Sans nul doute des zones urbaines ne méritent pas de se voir infliger une circulation continue de véhicules polluants mais bien plus de bénéficier d’un partage effectif de la route laissant place à toutes les formes de déplacement.
Une politique locale qui se veut être pertinente et intelligible nécessite de l’adaptabilité et de la modération et ne pas se résumer à l’expression de mesures dogmatiques par l’exclusion opposant les uns aux autres selon leur mode de déplacement.

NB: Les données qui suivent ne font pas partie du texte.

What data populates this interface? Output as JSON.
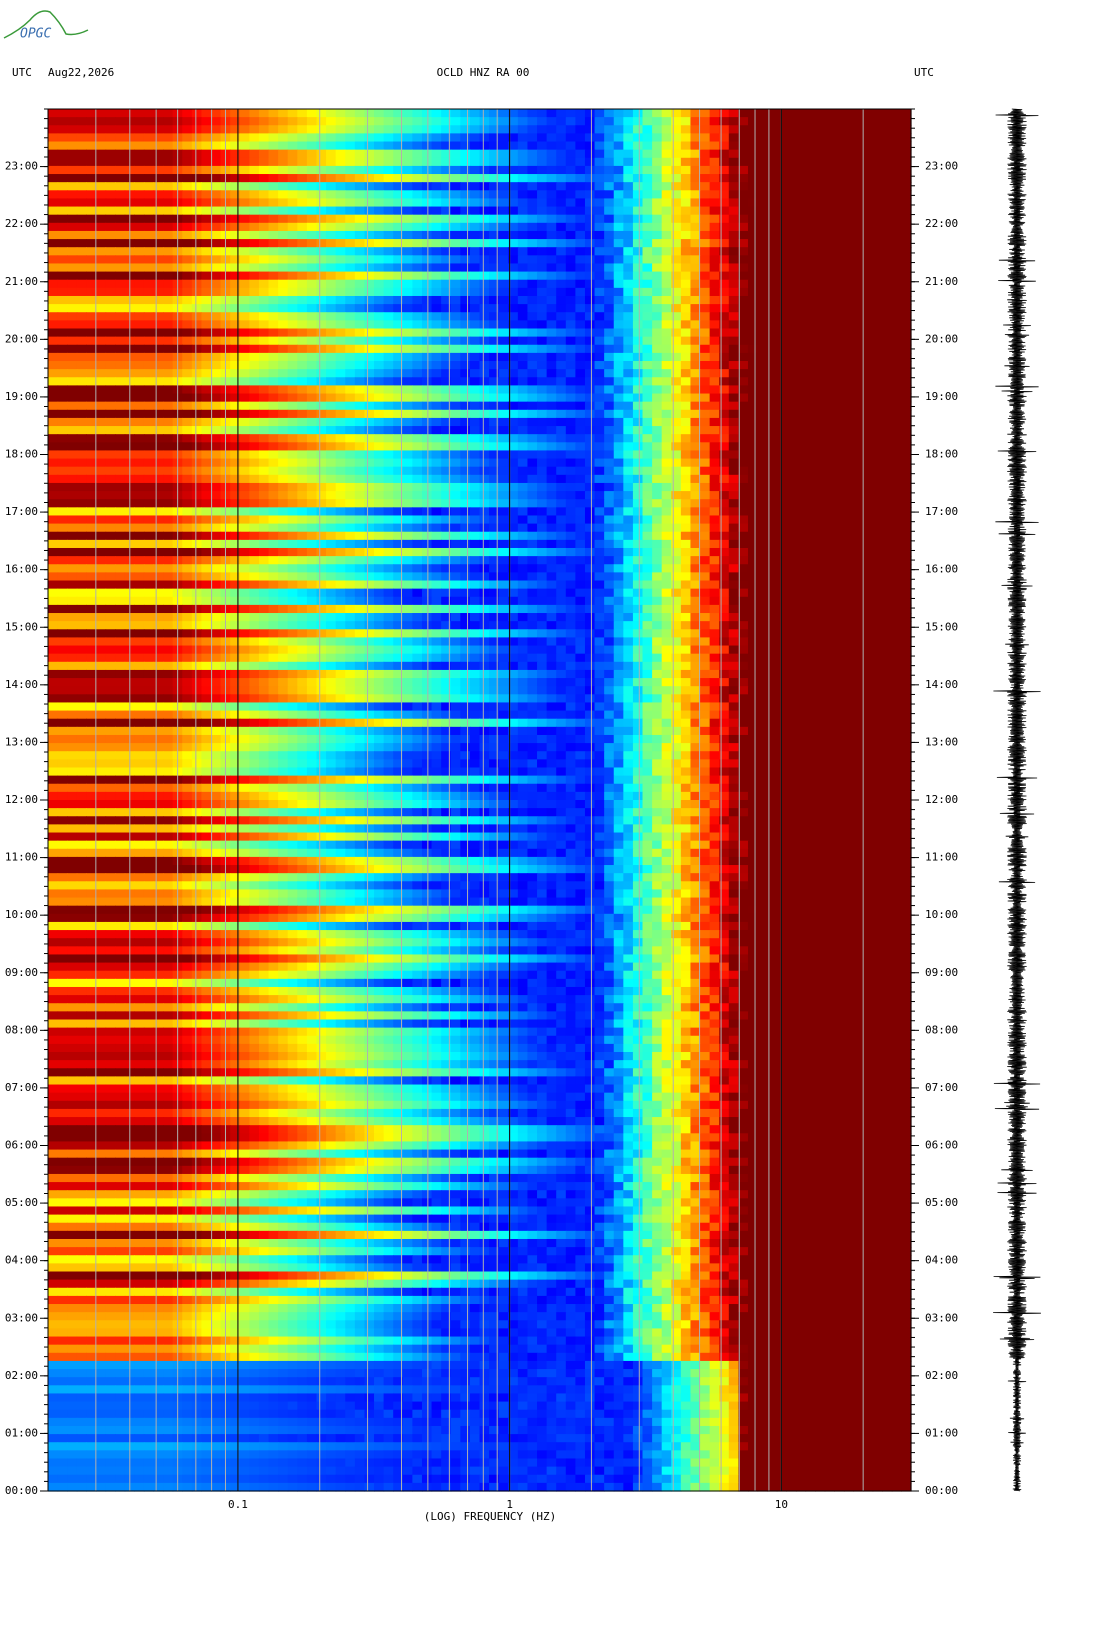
{
  "chart_data": {
    "type": "spectrogram",
    "logo": "OPGC",
    "left_header": "UTC",
    "date": "Aug22,2026",
    "title": "OCLD HNZ RA 00",
    "right_header": "UTC",
    "xlabel": "(LOG) FREQUENCY (HZ)",
    "xscale": "log",
    "xlim": [
      0.02,
      30
    ],
    "xticks": [
      0.1,
      1,
      10
    ],
    "ylim": [
      0,
      24
    ],
    "yticks": [
      {
        "value": 0,
        "label": "00:00"
      },
      {
        "value": 1,
        "label": "01:00"
      },
      {
        "value": 2,
        "label": "02:00"
      },
      {
        "value": 3,
        "label": "03:00"
      },
      {
        "value": 4,
        "label": "04:00"
      },
      {
        "value": 5,
        "label": "05:00"
      },
      {
        "value": 6,
        "label": "06:00"
      },
      {
        "value": 7,
        "label": "07:00"
      },
      {
        "value": 8,
        "label": "08:00"
      },
      {
        "value": 9,
        "label": "09:00"
      },
      {
        "value": 10,
        "label": "10:00"
      },
      {
        "value": 11,
        "label": "11:00"
      },
      {
        "value": 12,
        "label": "12:00"
      },
      {
        "value": 13,
        "label": "13:00"
      },
      {
        "value": 14,
        "label": "14:00"
      },
      {
        "value": 15,
        "label": "15:00"
      },
      {
        "value": 16,
        "label": "16:00"
      },
      {
        "value": 17,
        "label": "17:00"
      },
      {
        "value": 18,
        "label": "18:00"
      },
      {
        "value": 19,
        "label": "19:00"
      },
      {
        "value": 20,
        "label": "20:00"
      },
      {
        "value": 21,
        "label": "21:00"
      },
      {
        "value": 22,
        "label": "22:00"
      },
      {
        "value": 23,
        "label": "23:00"
      }
    ],
    "grid": true
  }
}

Le partage de la route, encensé et encouragé par nos décideurs publics, s’exprime aujourd’hui non par une volonté de cohabitation apaisée des usagers de la voie publique mais par des choix d’exclusion contrainte de certains d’entre eux au profit des autres.
Le citoyen a besoin de flexibilité. Il ressent, à tort ou à raison, les mesures de fermeture, d’interdiction, ou restrictive de circulation comme des mesures autoritaires, souvent sans concertation, subies comme une forme de discrimination nouvelle.
En d’autres termes, le décideur local doit pouvoir adapter et alterner les choix de déplacements urbains et s’écarter de toute forme de décision qui s’apparenterait à un choix définitif et exclusif.